Un confronto che non esiste. Quello fra due citta' cosi' differenti fra loro, con dimensioni e storie ben diverse.

La pioggia ed il vento contro la nebbia e l'afa, il Clyde contro i Navigli, la cotoletta alla milanese contro il fish&chips. 



Milano conta almeno il doppio degli abitanti di Glasgow, particolare che stravolge il paragone. Permette ai propri abitanti di controllare le previsioni del tempo non piu' di una volta al mese, lusso che i glaswegians non si possono permettere: lo devono fare piu' volte al giorno. Per sapere cosa indossare e per come utilizzare il loro tempo libero.

Il capoluogo lombardo ha piu' storia, con le sue chiese e quel castello. Glasgow non ha quasi nulla di medioevale; ha saputo trasformarsi nell'era vittoriana per poi cadere in disgrazia attorno alla meta' del secolo scorso, riprendendosi solo parzialmente negli ultimi anni.

Glasgow sa essere rozza, sporca e rotta. Milano sofisticata, elegante e intraprendente. Glasgow affianca quartieri ricchi a zone che la poverta' rende ben poco europee. Milano racchiude il suo bello nelle vie del centro, tenendo lontano quel degrado che colpisce quasi esclusivamente le zone periferiche della citta'.

Milano lavora tanto e si lamenta tanto. Glasgow si lamenta poco forse perche' lavora poco. Nonostante la pioggia, il vento, il cielo. Cosi' grigio da mettere in difficolta' Milano, abituata ai colori pastello, alle sue foschie che rendono il blu ed il grigio meno intensi di quanto dovrebbero essere.

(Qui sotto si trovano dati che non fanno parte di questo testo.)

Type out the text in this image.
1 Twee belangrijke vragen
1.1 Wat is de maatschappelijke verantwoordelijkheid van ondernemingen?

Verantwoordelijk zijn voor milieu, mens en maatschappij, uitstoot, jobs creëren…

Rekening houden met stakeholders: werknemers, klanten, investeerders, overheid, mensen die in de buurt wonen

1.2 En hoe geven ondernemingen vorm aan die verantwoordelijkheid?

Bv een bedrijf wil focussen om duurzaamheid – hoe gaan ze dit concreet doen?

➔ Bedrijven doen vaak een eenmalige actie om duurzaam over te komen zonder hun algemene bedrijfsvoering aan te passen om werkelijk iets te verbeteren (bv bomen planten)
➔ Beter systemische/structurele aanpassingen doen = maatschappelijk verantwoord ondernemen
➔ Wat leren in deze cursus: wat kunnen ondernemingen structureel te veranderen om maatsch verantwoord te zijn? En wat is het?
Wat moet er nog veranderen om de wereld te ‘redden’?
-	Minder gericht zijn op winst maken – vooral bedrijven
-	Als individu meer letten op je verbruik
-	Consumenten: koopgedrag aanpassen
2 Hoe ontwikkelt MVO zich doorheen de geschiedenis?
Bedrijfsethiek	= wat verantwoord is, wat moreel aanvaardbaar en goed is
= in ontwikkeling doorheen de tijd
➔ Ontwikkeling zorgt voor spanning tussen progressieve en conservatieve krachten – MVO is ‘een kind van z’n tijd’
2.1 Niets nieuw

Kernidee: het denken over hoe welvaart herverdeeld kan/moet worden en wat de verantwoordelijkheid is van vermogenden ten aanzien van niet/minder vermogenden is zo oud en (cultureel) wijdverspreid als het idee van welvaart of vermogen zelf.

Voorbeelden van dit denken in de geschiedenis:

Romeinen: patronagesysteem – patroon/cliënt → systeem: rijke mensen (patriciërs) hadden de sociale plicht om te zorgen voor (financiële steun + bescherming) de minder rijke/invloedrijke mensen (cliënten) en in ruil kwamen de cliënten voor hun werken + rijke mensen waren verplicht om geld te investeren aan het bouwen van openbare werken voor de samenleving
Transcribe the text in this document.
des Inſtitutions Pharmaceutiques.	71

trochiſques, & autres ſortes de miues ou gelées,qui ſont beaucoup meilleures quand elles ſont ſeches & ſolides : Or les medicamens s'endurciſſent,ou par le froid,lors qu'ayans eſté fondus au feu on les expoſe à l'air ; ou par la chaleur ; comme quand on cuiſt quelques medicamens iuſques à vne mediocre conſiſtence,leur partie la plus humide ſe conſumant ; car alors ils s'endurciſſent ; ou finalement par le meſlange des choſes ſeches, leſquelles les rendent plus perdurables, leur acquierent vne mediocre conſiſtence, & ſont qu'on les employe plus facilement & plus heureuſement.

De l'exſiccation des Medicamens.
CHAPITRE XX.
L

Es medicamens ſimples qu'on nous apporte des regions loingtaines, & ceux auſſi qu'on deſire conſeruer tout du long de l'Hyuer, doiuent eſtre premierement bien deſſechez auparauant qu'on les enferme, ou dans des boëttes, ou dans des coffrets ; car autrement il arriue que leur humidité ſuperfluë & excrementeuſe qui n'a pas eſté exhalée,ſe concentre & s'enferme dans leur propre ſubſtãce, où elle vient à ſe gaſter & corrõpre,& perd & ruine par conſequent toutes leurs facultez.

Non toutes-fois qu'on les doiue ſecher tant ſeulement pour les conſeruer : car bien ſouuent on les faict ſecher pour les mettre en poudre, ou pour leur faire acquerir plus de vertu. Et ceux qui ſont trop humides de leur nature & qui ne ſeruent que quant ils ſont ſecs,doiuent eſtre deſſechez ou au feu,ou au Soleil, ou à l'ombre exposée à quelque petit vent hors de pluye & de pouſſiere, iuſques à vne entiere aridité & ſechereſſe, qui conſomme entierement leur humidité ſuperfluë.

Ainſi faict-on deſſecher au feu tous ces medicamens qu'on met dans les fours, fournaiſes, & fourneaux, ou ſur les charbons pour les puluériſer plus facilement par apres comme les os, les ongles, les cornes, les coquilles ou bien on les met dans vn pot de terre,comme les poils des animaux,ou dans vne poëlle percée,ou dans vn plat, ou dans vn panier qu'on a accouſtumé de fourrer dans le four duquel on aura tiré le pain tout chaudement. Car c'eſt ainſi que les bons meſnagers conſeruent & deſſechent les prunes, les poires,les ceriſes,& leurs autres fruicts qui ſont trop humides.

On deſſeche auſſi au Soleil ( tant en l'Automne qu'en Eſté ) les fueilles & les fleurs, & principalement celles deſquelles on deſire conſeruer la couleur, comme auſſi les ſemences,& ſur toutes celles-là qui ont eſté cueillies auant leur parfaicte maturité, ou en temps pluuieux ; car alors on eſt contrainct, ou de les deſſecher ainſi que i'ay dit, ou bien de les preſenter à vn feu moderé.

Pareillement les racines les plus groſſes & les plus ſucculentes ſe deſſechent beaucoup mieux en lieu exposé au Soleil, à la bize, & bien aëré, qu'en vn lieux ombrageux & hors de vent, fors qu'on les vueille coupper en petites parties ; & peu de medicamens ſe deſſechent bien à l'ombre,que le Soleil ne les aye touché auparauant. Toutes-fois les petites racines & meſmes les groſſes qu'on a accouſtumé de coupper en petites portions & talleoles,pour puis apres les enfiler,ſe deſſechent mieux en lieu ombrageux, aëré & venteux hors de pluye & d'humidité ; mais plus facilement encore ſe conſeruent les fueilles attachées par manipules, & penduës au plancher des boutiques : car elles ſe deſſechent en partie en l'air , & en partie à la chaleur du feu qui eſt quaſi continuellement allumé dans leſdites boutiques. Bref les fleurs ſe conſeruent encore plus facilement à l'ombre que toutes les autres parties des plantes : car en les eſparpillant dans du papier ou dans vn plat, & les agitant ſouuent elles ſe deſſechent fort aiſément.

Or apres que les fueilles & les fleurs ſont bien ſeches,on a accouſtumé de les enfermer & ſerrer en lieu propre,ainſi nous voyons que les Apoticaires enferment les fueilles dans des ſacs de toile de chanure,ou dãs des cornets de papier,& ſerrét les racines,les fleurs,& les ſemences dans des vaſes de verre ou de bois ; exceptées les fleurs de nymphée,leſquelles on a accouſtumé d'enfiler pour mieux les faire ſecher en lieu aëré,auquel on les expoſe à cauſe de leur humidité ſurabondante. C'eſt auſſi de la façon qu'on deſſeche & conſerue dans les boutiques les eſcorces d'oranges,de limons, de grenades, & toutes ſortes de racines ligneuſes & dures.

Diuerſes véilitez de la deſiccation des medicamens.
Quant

Nel capoluogo lombardo i parchi sono pochi. Il loro prato e' di colore giallo, 12 mesi all'anno. A Glasgow il verde regna invece sovrano, curato per essere utilizzato da tutti.

Basterebbe tutto questo per mettere in difficolta' Glasgow e consentire a Milano di vincere a mani basse. Ma un mercato del lavoro relativamente piu' attivo, un costo della vita non esagerato permettono a Glasgow di offrire a molti stranieri quello che hanno cercato invano nel loro Paese di origine. Quegli stessi Paesi che hanno investito nell'istruzione dei propri cittadini per poi farseli scippare dalle citta' con il cielo grigio.


15 March 2014

Il britannico adora l’uva. Quella pero’ senza semi, che qui chiamano seedless.


Preferenza che ha condizionato l’intero mercato, nel quale e' ora difficile trovare quella con i semi. Si tratta spesso di uve prodotte nei Paesi mediterranei, Italia compresa, e destinate principalmente al mercato anglossassone.

Il britannico adora anche mandarini e clementine.


A differenza dell’uva, che continua a mangiare tutto l’anno, ne rispetta maggiormente le stagioni. Ma anche in questo caso il consumatore e’ riuscito piu’ che altrove a condizionarne il mercato.

Mandarini e clementine non sono infatti tutti uguali. Differiscono in gusto e colore, caratteristiche importanti ma non essenziali quanto un altro elemento: la consistenza della buccia.

Anche qui tendono a non mangiarla, togliendola per gustare al meglio il frutto. Il trucco e' poterlo fare facilmente, dagli adulti e soprattutto dai bambini che, in caso contrario, potrebbero privarsi del mandarino, della clementina. E' grazie a queste analisi di mercato se al giorno d'oggi chi vive nel Regno Unito puo' acquistare e profumatamente pagare il madarino facilmente pelabile, quello che da queste parti chiamano "easy peeler".
Di bell'aspetto, spesso con la foglia e dal colore uniforme. Il piu' caro, il preferito dal consumatore.

5 March 2014

51

51.

Come il numero di giorni nei quali, fra Gennaio e Febbraio 2014, a Glasgow sono cadute gocce d'acqua dal cielo.  51 giorni su 59 totali. Tanti anche per una citta' come Glasgow, non certo famosa per l'assenza di precipitazioni.

Poi quando meno te lo aspetti esce un'occhiata di sole, giusto per ricordarti che anche da queste parti la primavera meteorologica sta per arrivare.